The workshops usually end with a group drawing being created from a projection of a droplet of pond water, full of writhing, vibrating and jittering things. Capturing the movement is part of the challenge.

“We call that our collaborative movement drawing,” says Gregory. “There’s bacteria and nematodes and protozoa and all sorts of things swimming around in there that have all sorts of intricate movements that are really fun to capture.”

These microscope drawing projects have popped up everywhere from ArtPlay in Melbourne to Ipswich Art Gallery in Queensland. The goal is not to make beautiful art to hang on the wall, but rather to use the process of making art as a means to learn and engage with the science. Scale Free Network rarely exhibits their work in the traditional sense, but one exhibition that examined the act of observation – called the Elaboratorium – made its way from the Counihan Gallery in Brunswick all the way to the Museum of Modern and Contemporary Art in Seoul. Another large-scale piece, called Hierarchy of Eddies, is now touring Australia as part of the Experimenta International Triennial of Media Art.

In 2014 Scale Free Network began a new adventure into the world of literature with their picture book series Small Friends Books. The idea “came from this observation many years ago that there were no stories whatsoever from the perspective of microbes,” says Gregory. “We are just a small part of a much larger movement of eco-philosophy and eco-literature, which is really seeking to find those non-human perspectives and narratives.”

Now co-published with CSIRO Publishing,The Squid, the Vibrio & the Moon, tells the story of the symbiotic relationship between a bobtail squid and the bacteria that helps it glow in the moonlight. Zobi and the Zoox: A Story of Coral Bleaching came next, bringing the world of a coral polyp to life with a cast of characters trying to save their home from warming temperatures.

Another book, published independently by Scale Free Network, is a graphic novel for older readers called The Invisible War and details the journey of a virus through the insides of a World War I nurse. All three titles have received publishing awards.

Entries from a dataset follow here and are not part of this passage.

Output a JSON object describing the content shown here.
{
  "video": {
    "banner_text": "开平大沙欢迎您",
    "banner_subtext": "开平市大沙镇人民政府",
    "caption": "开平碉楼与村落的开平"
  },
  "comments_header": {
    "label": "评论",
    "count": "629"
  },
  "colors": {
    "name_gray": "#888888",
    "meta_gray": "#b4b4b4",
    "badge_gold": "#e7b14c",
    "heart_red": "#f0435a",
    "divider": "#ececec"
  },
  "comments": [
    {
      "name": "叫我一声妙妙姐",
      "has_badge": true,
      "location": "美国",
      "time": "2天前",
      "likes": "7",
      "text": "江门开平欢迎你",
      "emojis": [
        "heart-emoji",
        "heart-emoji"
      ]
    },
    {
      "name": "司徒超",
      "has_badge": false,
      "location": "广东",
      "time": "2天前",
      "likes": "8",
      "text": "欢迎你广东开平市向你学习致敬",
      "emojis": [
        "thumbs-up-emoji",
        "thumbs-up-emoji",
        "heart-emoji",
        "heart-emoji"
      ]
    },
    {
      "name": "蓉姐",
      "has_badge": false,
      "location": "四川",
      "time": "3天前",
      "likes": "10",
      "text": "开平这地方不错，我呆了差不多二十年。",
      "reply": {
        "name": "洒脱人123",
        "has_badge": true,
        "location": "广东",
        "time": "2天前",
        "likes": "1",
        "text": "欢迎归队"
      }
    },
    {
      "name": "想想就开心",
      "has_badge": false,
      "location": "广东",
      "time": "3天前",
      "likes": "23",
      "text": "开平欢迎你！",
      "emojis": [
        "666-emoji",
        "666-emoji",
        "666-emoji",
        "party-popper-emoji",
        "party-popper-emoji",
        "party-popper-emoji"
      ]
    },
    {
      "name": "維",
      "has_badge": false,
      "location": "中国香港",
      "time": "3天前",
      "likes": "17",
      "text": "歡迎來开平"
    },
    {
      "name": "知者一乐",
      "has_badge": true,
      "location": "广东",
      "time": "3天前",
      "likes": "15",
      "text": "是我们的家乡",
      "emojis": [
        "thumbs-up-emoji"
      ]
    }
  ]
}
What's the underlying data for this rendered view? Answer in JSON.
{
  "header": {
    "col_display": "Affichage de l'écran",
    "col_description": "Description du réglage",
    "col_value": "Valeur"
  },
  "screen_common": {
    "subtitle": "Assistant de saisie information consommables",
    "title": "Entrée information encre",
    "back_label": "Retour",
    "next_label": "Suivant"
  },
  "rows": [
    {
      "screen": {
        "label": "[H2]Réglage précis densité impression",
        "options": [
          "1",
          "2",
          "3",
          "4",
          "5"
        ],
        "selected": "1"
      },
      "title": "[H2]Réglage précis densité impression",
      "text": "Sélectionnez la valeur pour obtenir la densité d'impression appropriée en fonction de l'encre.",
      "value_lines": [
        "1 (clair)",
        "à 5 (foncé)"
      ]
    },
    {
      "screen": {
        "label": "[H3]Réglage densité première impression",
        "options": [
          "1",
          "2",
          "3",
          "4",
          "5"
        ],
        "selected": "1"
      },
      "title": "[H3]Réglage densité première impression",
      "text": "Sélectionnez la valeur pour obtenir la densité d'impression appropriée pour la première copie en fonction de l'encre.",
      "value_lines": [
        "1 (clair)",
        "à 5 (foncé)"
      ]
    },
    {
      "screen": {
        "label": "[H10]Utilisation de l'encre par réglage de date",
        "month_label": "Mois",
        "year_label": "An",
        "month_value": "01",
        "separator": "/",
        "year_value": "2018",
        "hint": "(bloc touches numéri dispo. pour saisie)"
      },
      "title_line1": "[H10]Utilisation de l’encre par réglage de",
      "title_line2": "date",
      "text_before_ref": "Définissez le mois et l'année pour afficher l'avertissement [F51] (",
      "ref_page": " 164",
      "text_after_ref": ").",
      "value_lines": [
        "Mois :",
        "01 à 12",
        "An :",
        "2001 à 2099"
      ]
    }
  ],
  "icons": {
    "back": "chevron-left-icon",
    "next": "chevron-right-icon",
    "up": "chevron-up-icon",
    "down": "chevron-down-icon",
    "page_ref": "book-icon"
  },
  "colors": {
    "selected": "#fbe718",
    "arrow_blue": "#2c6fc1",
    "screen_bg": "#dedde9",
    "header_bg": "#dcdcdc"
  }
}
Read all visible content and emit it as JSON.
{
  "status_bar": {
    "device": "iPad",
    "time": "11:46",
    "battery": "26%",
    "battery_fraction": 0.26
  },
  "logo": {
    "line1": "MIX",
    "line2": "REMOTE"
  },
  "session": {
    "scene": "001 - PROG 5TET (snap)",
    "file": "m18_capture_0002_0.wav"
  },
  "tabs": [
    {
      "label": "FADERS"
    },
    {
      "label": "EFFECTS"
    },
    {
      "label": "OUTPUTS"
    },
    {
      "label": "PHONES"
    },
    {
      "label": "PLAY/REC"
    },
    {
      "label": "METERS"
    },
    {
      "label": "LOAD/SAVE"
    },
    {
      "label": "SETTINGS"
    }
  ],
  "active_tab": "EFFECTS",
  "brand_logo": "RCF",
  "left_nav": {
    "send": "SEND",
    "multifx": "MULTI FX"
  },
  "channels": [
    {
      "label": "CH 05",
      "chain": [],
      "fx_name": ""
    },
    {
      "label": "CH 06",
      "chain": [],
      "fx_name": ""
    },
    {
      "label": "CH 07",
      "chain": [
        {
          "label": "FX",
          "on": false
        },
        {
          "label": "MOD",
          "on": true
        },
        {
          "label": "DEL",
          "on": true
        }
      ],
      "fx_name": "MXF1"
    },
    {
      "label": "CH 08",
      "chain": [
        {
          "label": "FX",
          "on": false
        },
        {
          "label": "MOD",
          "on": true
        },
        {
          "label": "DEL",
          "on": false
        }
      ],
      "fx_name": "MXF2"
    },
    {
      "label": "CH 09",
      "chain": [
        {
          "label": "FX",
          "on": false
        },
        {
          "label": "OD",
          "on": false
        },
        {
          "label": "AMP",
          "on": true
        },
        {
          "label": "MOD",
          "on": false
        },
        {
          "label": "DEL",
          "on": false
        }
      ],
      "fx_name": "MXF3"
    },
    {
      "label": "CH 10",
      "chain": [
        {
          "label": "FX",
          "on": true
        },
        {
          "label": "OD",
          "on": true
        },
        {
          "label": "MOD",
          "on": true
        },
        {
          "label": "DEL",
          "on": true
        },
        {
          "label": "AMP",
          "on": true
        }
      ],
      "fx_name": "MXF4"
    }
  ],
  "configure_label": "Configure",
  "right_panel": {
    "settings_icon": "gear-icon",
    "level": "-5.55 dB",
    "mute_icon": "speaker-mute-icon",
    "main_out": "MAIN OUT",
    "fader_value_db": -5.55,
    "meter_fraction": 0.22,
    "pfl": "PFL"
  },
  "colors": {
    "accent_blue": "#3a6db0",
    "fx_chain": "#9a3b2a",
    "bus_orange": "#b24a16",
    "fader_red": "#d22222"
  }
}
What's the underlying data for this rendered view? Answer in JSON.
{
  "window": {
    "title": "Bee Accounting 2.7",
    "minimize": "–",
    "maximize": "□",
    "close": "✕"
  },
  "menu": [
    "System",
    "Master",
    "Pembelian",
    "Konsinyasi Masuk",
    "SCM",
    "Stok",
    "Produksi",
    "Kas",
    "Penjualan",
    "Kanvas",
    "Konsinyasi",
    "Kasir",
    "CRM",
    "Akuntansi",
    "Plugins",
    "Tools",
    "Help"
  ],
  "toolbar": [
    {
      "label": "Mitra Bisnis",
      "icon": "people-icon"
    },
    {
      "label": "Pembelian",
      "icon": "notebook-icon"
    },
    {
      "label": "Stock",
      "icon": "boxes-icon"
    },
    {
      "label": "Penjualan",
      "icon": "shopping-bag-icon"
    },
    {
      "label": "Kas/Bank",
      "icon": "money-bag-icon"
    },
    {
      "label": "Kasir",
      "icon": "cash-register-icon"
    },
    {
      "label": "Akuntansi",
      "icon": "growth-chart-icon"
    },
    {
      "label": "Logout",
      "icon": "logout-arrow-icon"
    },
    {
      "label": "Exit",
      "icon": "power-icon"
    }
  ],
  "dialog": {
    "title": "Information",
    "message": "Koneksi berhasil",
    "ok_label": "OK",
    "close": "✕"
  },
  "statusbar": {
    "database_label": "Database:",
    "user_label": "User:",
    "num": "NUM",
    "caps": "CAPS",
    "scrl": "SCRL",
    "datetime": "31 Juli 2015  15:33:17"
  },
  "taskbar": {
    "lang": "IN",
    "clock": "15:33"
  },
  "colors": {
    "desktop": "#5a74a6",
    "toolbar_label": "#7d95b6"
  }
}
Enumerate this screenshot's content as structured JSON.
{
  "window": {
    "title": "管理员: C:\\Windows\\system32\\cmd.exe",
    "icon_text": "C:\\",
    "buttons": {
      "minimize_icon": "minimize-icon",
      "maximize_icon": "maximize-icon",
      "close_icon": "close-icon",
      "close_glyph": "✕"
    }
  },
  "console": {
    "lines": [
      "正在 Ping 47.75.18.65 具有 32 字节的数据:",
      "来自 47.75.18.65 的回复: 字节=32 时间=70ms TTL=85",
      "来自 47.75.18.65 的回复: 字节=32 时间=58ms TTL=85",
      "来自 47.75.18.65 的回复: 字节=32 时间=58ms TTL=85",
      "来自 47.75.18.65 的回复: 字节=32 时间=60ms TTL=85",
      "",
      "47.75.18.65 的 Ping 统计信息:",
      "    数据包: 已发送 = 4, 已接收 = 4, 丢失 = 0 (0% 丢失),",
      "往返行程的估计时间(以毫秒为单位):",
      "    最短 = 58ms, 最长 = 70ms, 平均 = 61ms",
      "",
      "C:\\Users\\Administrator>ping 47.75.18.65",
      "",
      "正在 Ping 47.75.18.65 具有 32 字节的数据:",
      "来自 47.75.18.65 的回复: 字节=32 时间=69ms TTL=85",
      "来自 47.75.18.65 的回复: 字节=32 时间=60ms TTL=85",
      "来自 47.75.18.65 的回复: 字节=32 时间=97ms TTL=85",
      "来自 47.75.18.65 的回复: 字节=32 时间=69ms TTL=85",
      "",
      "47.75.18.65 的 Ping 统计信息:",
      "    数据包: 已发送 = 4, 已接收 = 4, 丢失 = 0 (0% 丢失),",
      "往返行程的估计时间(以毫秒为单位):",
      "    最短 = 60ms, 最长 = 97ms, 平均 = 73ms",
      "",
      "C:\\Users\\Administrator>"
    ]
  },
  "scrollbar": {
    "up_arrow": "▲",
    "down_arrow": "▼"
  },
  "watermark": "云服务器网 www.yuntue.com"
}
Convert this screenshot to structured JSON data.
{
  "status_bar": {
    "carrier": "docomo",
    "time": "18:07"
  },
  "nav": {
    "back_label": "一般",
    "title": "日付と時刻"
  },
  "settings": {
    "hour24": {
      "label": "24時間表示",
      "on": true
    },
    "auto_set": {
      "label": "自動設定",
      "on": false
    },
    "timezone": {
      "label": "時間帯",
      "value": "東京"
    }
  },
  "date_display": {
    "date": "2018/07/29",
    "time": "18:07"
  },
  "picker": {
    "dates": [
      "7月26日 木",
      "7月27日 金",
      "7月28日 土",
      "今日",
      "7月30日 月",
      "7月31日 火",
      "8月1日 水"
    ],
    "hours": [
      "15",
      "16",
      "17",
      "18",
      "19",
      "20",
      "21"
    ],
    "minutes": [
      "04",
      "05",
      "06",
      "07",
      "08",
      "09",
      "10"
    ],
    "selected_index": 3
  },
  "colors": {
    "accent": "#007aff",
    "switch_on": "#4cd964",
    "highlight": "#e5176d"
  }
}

Two upcoming titles in the Small Friends Books series will take a look at the world of fungal spores and nematodes in our soil – “significantly larger than bacteria, but still microscopic and so still really important narratives for us to explore,” says Gregory.

“The centralising theme of all our books is not just that they’re set in the microscopic works, with microscopic narrators, but also that they explore a symbiotic partnership between microbes and larger forms of life,” says Briony. In other words, there are no good guys and bad guys in these stories – just a circle of life where every being, no matter how tiny, plays a part.